Reading Group. Palette Load Balancing: Locality Hints for Serverless Functions

This week, our reading group focused on serverless computing. In particular, we looked at the “Palette Load Balancing: Locality Hints for Serverless Functions” EuroSys’23 paper by Mania Abdi, Sam Ginzburg, Charles Lin, Jose M Faleiro, Íñigo Goiri, Gohar Irfan Chaudhry, Ricardo Bianchini, Daniel S. Berger, Rodrigo Fonseca. I did a short improvised presentation since the scheduled presenter was a “no show.”

This is a very simple paper. I like simple papers, and this one is not an exception. Serverless functions or Functions-as-a-Service (FaaS) is a computing paradigm and resource abstraction that allows developers to write their code (i.e., functions), submit it to the cloud, and have the cloud run the code whenever it is needed or invoked. The developers have no control over where the code runs physically, but in return, they get managed, scalable (cloud can run many instances of the code in parallel), and pay-as-you-go platform.

Serverless functions have several limitations. One of which is the stateless nature of the functions, as any local state does not persist between invocations. The logic for this is simple — any two invocations of the same code may run on different worker nodes without any placement control on the user’s side. As a result, any state a function needs must be loaded from an external service like a database or a blob storage and any side effects persisted to the external service.

This creates some inefficiencies for many applications. Consider a social media example where a function needs to retrieve a social media post, among other things. If a post is popular enough, numerous function invocations will load up that same post many times over, costing the app some latency and exerting extra load on a storage system or cache. An optimistic approach would be to cache the post at the worker node and hope that the next invocation that needs the post will, by chance, get to the worker that has it cached.
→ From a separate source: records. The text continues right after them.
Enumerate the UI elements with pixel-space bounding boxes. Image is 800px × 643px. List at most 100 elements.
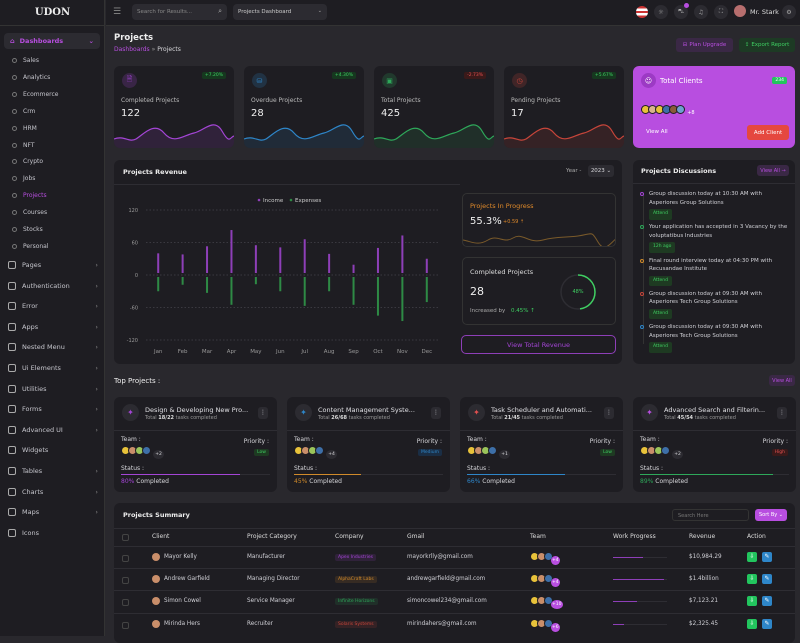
cart-icon[interactable]: ⛍ bbox=[674, 3, 689, 19]
discussion-item[interactable]: Final round interview today at 04:30 PM … bbox=[640, 257, 789, 287]
logo[interactable]: UDON bbox=[0, 0, 105, 26]
view-total-revenue-button[interactable]: View Total Revenue bbox=[461, 335, 616, 354]
sidebar-subitem[interactable]: NFT bbox=[12, 142, 35, 149]
download-button[interactable]: ⇩ bbox=[747, 552, 757, 562]
sidebar-item[interactable]: Apps › bbox=[8, 322, 98, 331]
sidebar-subitem[interactable]: Stocks bbox=[12, 226, 43, 233]
sidebar-item[interactable]: Icons bbox=[8, 528, 98, 537]
x-tick-label: Sep bbox=[348, 349, 359, 355]
sidebar-item[interactable]: Widgets bbox=[8, 446, 98, 455]
download-button[interactable]: ⇩ bbox=[747, 618, 757, 629]
sidebar-item[interactable]: Advanced UI › bbox=[8, 425, 98, 434]
sidebar-subitem[interactable]: Personal bbox=[12, 243, 49, 250]
table-row: Andrew Garfield Managing Director AlphaC… bbox=[114, 568, 795, 590]
more-options-icon[interactable]: ⋮ bbox=[258, 407, 268, 419]
x-tick-label: May bbox=[250, 349, 262, 355]
progress-bar bbox=[640, 474, 789, 475]
discussion-item[interactable]: Group discussion today at 10:30 AM with … bbox=[640, 190, 789, 220]
sidebar-subitem[interactable]: Projects bbox=[12, 192, 47, 199]
project-name[interactable]: Task Scheduler and Automati... bbox=[491, 406, 592, 414]
stat-icon: ▣ bbox=[382, 73, 397, 88]
row-checkbox[interactable] bbox=[122, 577, 129, 585]
view-all-clients-link[interactable]: View All bbox=[646, 129, 668, 135]
projects-revenue-card: Projects Revenue 120 60 0 -60 -120 Jan Feb Mar A… bbox=[114, 160, 622, 364]
x-tick-label: Aug bbox=[324, 349, 335, 355]
project-name[interactable]: Advanced Search and Filterin... bbox=[664, 406, 766, 414]
sidebar-item[interactable]: Maps › bbox=[8, 508, 98, 517]
discussion-item[interactable]: Your application has accepted in 3 Vacan… bbox=[640, 223, 789, 253]
sidebar-item[interactable]: Charts › bbox=[8, 487, 98, 496]
user-name[interactable]: Mr. Stark bbox=[750, 8, 779, 16]
stat-sparkline bbox=[114, 124, 234, 148]
breadcrumb-link[interactable]: Dashboards bbox=[114, 46, 150, 53]
progress-sparkline bbox=[463, 233, 615, 246]
company-badge: AlphaCraft Labs bbox=[335, 576, 377, 584]
column-header: Project Category bbox=[247, 533, 297, 540]
sidebar-item-dashboards[interactable]: ⌂ Dashboards ⌄ bbox=[4, 33, 100, 49]
sort-by-button[interactable]: Sort By ⌄ bbox=[755, 509, 787, 521]
sidebar-subitem[interactable]: Analytics bbox=[12, 74, 50, 81]
sidebar-item[interactable]: Error › bbox=[8, 302, 98, 311]
select-all-checkbox[interactable] bbox=[122, 534, 129, 541]
sidebar-subitem[interactable]: Ecommerce bbox=[12, 91, 58, 98]
sidebar-subitem[interactable]: Crm bbox=[12, 108, 35, 115]
more-options-icon[interactable]: ⋮ bbox=[431, 407, 441, 419]
more-options-icon[interactable]: ⋮ bbox=[604, 407, 614, 419]
discussion-item[interactable]: Group discussion today at 09:30 AM with … bbox=[640, 323, 789, 353]
plan-upgrade-button[interactable]: ⊟ Plan Upgrade bbox=[676, 38, 733, 52]
row-checkbox[interactable] bbox=[122, 621, 129, 629]
sidebar-subitem[interactable]: Crypto bbox=[12, 158, 43, 165]
settings-gear-icon[interactable]: ⚙ bbox=[782, 5, 796, 19]
timeline-dot bbox=[640, 225, 644, 230]
x-tick-label: Jan bbox=[153, 349, 163, 355]
work-progress-bar bbox=[613, 601, 667, 603]
column-header: Team bbox=[530, 533, 546, 540]
legend-marker bbox=[257, 198, 261, 202]
sidebar-subitem[interactable]: HRM bbox=[12, 125, 37, 132]
menu-icon bbox=[8, 446, 16, 455]
avatar[interactable] bbox=[734, 5, 746, 17]
legend-label: Income bbox=[263, 198, 284, 204]
sidebar-item[interactable]: Tables › bbox=[8, 467, 98, 475]
sidebar-item[interactable]: Utilities › bbox=[8, 384, 98, 393]
fullscreen-icon[interactable]: ⛶ bbox=[714, 5, 728, 19]
sidebar-item[interactable]: Ui Elements › bbox=[8, 364, 98, 372]
view-all-projects-button[interactable]: View All bbox=[769, 375, 795, 386]
theme-toggle-icon[interactable]: ☼ bbox=[654, 5, 668, 19]
download-button[interactable]: ⇩ bbox=[747, 596, 757, 607]
row-checkbox[interactable] bbox=[122, 599, 129, 607]
sidebar-item[interactable]: Authentication › bbox=[8, 281, 98, 290]
flag-us-icon[interactable] bbox=[636, 6, 648, 18]
row-checkbox[interactable] bbox=[122, 555, 129, 562]
edit-button[interactable]: ✎ bbox=[762, 596, 772, 607]
project-name[interactable]: Design & Developing New Pro... bbox=[145, 406, 249, 414]
add-client-button[interactable]: Add Client bbox=[747, 125, 789, 140]
sidebar-item[interactable]: Forms › bbox=[8, 405, 98, 414]
view-all-discussions-button[interactable]: View All → bbox=[757, 165, 789, 176]
project-name[interactable]: Content Management Syste... bbox=[318, 406, 415, 414]
sidebar-subitem[interactable]: Courses bbox=[12, 209, 47, 216]
sidebar-item[interactable]: Nested Menu › bbox=[8, 343, 98, 352]
sidebar-subitem[interactable]: Jobs bbox=[12, 175, 35, 182]
more-options-icon[interactable]: ⋮ bbox=[777, 407, 787, 419]
summary-search-input[interactable]: Search Here bbox=[672, 509, 749, 521]
edit-button[interactable]: ✎ bbox=[762, 552, 772, 562]
download-button[interactable]: ⇩ bbox=[747, 574, 757, 585]
edit-button[interactable]: ✎ bbox=[762, 574, 772, 585]
discussion-item[interactable]: Group discussion today at 09:30 AM with … bbox=[640, 290, 789, 320]
notification-icon[interactable]: ♫ bbox=[694, 5, 708, 19]
team-avatars: +2 bbox=[640, 446, 683, 459]
export-icon: ⇪ bbox=[744, 42, 750, 48]
search-input[interactable]: Search for Results... ⌕ bbox=[132, 4, 227, 20]
sidebar-subitem[interactable]: Sales bbox=[12, 57, 39, 64]
stat-card: ◷ +5.67% Pending Projects 17 bbox=[504, 66, 624, 148]
year-select[interactable]: 2023 ⌄ bbox=[588, 165, 614, 177]
home-icon: ⌂ bbox=[10, 37, 15, 45]
progress-bar bbox=[294, 474, 443, 475]
sidebar-item[interactable]: Pages › bbox=[8, 261, 98, 269]
chevron-right-icon: › bbox=[95, 302, 98, 311]
export-report-button[interactable]: ⇪ Export Report bbox=[739, 38, 795, 52]
menu-toggle-icon[interactable]: ☰ bbox=[113, 7, 122, 17]
edit-button[interactable]: ✎ bbox=[762, 618, 772, 629]
dashboard-select[interactable]: Projects Dashboard ⌄ bbox=[233, 4, 327, 20]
The Palette paper takes the “cache at the worker” approach but makes the placement of function invocations aware of the worker cache. In particular, the Palette allows users to “color” function invocations such that similar invocations get the same color. Then, instead of using a simple load balancer on the serverless platform side, the system uses the color-aware load balancer that tries to send all invocations of the same color to the same worker (or set of workers).

Of course, the color is just an abstraction for something that determines the similarity of invocations. For instance, in the social media example, the “color” of a function invocation may be the post ID, causing the system to send all invocations to the same set of workers that will likely cache the post. The coloring, however, is left to the users to define, for example, based on the function parameters used in the invocation.

The paper discusses several strategies for mapping colors to workers. These strategies boil down to consistent hashing or simply assigning workers to any new colors and remembering such assignments for later function calls.

As far as evaluation, the authors compare Palette in several data-intensive workloads and use a serverful baseline to illustrate how caching can help many of these tasks get closer to the serverful baseline in performance.